On the day that its temporary rule was set to expire, the Oregon Bureau of Labor and Industries (“BOLI”) issued a permanent rule to allow employees to continue to avail themselves of protected “sick child leave” under the Oregon Family Leave Act (“OFLA”) to care for a child whose school or childcare provider has been closed in conjunction with a statewide public health emergency, including COVID-19. We previously blogged about BOLI’s temporary rule here.

Based on public comment received during the permanent rule-making process, as well as the fluid nature of safety protocols with respect to childcare providers and school re-openings, the agency determined that its now permanent rule would benefit from additional, immediate clarifications to other OFLA rules.  Accordingly, BOLI simultaneously issued another set of temporary rules (effective September 14, 2020 through March 12, 2021) of which employers should be aware both with respect to implementing the expanded sick child leave and to the extent they want to provide input during the public comment period.

Under the temporary amendments, BOLI broadly defines “childcare provider” to include any “place of care” or person who cares for a child. “Place of care” includes day care facilities, preschools, before and after school care programs, schools, homes, summer camps, summer enrichment programs, and respite care programs.  The physical location does not have to be solely dedicated to such care.  A person who cares for a child includes nannies, au pairs, babysitters, and individuals who regularly provide childcare at no cost, for example, grandparents, aunts, uncles, or neighbors.

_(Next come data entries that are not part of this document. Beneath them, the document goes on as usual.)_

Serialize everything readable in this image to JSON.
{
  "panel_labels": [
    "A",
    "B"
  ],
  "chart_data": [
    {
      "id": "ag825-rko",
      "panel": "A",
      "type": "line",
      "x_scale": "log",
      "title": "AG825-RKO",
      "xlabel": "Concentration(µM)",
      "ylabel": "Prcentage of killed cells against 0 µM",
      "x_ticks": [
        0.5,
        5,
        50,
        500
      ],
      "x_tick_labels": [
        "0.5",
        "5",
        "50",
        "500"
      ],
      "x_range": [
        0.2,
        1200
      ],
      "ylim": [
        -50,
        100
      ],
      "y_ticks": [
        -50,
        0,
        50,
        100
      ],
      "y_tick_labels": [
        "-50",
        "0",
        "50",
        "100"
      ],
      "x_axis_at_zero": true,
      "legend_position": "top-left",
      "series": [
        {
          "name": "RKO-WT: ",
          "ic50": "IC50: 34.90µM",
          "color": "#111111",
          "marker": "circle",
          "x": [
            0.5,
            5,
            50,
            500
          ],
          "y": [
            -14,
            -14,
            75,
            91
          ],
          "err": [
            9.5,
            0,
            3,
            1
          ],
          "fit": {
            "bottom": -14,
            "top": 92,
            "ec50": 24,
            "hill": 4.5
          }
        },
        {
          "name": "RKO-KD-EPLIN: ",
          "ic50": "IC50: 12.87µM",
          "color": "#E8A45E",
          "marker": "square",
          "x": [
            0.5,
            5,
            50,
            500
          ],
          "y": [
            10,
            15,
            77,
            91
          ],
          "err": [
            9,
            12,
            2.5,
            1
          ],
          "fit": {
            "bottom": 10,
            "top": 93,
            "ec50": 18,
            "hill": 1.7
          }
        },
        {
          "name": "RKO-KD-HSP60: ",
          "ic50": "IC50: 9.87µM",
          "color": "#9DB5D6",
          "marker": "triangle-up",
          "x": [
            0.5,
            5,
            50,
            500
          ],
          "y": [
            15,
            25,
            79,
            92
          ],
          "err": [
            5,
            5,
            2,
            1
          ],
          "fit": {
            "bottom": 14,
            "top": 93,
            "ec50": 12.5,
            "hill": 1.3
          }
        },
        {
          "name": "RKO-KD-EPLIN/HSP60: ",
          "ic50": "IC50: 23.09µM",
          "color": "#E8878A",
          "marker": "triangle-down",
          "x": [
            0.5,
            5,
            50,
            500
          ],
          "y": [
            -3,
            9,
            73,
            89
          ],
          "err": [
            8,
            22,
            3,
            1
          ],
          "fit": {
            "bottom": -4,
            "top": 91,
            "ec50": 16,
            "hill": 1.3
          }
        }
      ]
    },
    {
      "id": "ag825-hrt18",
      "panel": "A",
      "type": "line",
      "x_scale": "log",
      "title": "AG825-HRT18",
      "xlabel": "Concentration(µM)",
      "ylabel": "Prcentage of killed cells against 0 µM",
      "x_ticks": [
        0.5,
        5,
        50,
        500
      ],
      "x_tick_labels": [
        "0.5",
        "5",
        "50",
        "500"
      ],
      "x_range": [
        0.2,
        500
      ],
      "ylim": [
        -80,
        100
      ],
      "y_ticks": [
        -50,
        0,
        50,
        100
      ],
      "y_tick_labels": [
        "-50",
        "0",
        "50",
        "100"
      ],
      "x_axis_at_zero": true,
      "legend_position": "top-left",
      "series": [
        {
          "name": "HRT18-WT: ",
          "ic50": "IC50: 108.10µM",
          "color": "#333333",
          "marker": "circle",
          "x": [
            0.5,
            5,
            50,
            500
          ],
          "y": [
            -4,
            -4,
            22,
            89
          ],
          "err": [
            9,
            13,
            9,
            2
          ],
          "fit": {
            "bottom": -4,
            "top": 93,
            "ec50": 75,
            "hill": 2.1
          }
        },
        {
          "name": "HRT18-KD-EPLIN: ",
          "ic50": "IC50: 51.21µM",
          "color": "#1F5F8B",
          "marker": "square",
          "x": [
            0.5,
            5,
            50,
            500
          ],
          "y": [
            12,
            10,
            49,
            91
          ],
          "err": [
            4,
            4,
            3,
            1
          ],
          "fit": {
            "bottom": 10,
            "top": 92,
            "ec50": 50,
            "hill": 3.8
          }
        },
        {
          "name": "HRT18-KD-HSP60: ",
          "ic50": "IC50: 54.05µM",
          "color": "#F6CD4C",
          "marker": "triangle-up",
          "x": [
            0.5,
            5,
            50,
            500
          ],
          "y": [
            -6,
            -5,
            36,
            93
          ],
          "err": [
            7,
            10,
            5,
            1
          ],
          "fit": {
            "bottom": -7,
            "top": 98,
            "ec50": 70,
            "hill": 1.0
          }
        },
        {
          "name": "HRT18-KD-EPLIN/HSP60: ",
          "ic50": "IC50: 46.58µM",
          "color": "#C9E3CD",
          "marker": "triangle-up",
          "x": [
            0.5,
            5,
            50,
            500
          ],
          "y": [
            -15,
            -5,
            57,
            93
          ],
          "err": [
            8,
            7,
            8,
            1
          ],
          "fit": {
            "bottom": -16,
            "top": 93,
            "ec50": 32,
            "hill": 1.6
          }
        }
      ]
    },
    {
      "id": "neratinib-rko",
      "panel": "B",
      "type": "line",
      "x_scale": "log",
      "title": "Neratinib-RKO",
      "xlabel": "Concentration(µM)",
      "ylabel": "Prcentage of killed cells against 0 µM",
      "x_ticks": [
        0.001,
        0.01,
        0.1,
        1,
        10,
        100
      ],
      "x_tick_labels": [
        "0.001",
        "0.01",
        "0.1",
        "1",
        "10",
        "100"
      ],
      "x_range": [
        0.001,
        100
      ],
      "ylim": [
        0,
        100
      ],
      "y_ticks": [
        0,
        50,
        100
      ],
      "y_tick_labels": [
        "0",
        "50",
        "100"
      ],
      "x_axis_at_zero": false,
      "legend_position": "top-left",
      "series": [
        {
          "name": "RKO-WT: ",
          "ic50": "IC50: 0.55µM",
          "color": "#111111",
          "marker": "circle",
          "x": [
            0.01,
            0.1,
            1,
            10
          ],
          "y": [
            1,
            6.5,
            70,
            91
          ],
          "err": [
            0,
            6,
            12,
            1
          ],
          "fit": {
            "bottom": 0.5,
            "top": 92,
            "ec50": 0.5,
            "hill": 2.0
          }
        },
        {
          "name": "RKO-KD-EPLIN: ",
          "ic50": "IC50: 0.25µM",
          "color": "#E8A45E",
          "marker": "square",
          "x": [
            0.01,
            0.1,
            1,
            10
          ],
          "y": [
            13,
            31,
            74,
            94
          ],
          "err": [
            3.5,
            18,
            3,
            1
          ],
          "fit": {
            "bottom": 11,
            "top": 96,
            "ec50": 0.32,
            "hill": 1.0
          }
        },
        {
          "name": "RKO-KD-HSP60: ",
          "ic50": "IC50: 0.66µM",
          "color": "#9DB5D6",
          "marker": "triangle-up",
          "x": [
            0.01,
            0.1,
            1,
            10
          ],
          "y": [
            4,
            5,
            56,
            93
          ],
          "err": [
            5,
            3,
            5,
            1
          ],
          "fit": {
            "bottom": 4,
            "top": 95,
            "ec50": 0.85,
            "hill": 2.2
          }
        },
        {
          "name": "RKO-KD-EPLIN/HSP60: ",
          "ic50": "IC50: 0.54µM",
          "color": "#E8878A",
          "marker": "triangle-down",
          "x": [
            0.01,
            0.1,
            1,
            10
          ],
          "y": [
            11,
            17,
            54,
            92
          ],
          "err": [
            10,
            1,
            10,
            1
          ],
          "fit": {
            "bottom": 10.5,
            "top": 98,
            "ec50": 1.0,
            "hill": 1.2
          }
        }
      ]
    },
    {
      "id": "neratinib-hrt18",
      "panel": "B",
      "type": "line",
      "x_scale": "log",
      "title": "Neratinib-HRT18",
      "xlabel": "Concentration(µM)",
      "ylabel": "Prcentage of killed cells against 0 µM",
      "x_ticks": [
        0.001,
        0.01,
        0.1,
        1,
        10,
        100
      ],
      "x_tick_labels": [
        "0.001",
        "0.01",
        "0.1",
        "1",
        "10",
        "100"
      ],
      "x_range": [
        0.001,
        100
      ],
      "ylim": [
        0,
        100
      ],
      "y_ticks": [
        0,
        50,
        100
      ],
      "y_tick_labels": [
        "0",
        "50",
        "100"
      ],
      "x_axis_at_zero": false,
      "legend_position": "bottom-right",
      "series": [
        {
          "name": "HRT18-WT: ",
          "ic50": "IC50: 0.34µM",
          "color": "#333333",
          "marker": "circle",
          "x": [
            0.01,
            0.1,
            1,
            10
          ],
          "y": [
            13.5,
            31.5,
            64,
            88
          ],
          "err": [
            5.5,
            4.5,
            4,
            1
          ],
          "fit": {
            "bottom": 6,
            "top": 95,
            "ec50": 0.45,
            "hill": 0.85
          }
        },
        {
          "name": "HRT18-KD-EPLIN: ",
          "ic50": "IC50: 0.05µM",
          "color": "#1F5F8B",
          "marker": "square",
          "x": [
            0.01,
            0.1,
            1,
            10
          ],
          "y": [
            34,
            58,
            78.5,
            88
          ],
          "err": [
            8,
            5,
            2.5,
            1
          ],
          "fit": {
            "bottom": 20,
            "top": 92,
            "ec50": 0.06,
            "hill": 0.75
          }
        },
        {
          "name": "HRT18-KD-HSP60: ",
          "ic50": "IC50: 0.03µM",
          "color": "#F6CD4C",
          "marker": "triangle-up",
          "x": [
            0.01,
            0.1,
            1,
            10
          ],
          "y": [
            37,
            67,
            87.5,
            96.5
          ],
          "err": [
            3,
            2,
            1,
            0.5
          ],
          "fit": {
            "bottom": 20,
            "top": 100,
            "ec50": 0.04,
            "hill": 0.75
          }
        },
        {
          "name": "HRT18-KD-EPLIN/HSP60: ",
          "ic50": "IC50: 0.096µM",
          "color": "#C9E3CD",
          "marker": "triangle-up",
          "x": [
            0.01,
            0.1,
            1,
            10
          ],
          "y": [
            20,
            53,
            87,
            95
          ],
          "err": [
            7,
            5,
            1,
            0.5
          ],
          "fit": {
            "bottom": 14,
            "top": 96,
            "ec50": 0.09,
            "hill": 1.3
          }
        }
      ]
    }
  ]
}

BOLI’s temporary amendments also explain that childcare leave may be taken intermittently, including on an altered or reduced work schedule because of the intermittent or recurring closure of a child’s school or childcare provider due to a statewide public health emergency.  It is important for employers to know that this is in contrast to leave for school and daycare closures under the Families First Coronavirus Response Act (“FFCRA”), where employers have discretion whether to grant leave on an intermittent basis.  In the event of a discrepancy between OFLA and FMLA, just like under any other leave qualifying situation, an eligible employee will receive the benefit of the most favorable law.

Further, the immediate guidance specifies what documentation an employer may require to verify the need for leave. Verification may include:

  • the name of the child being cared for;
  • the name of the school or childcare provider that has closed or become unavailable;
  • a statement from the employee that no other family member of the child is willing and able to care for the child; and
  • in the case of a child older than 14, a statement that special circumstances exist requiring the employee to provide care to the child during daylight hours.

Finally, BOLI has defined “closure” during a statewide public health emergency declared by a public health official to mean “a closure that is ongoing, intermittent, or recurring and restricts physical access to the child’s school or childcare provider.”  Under this broad definition, it is reasonable to conclude that periods of required distance learning fall within the statutory scope.  However, it is less clear whether an employee’s voluntary election to continue with distance learning once children return to the classroom would be covered, another potential difference between OFLA and FFCRA, which we blogged about here.  One thing that remains clear and that is not altered by the permanent or temporary rulemaking (and that is consistent with FFCRA) is the fundamental requirement that there is work available for the employee to perform.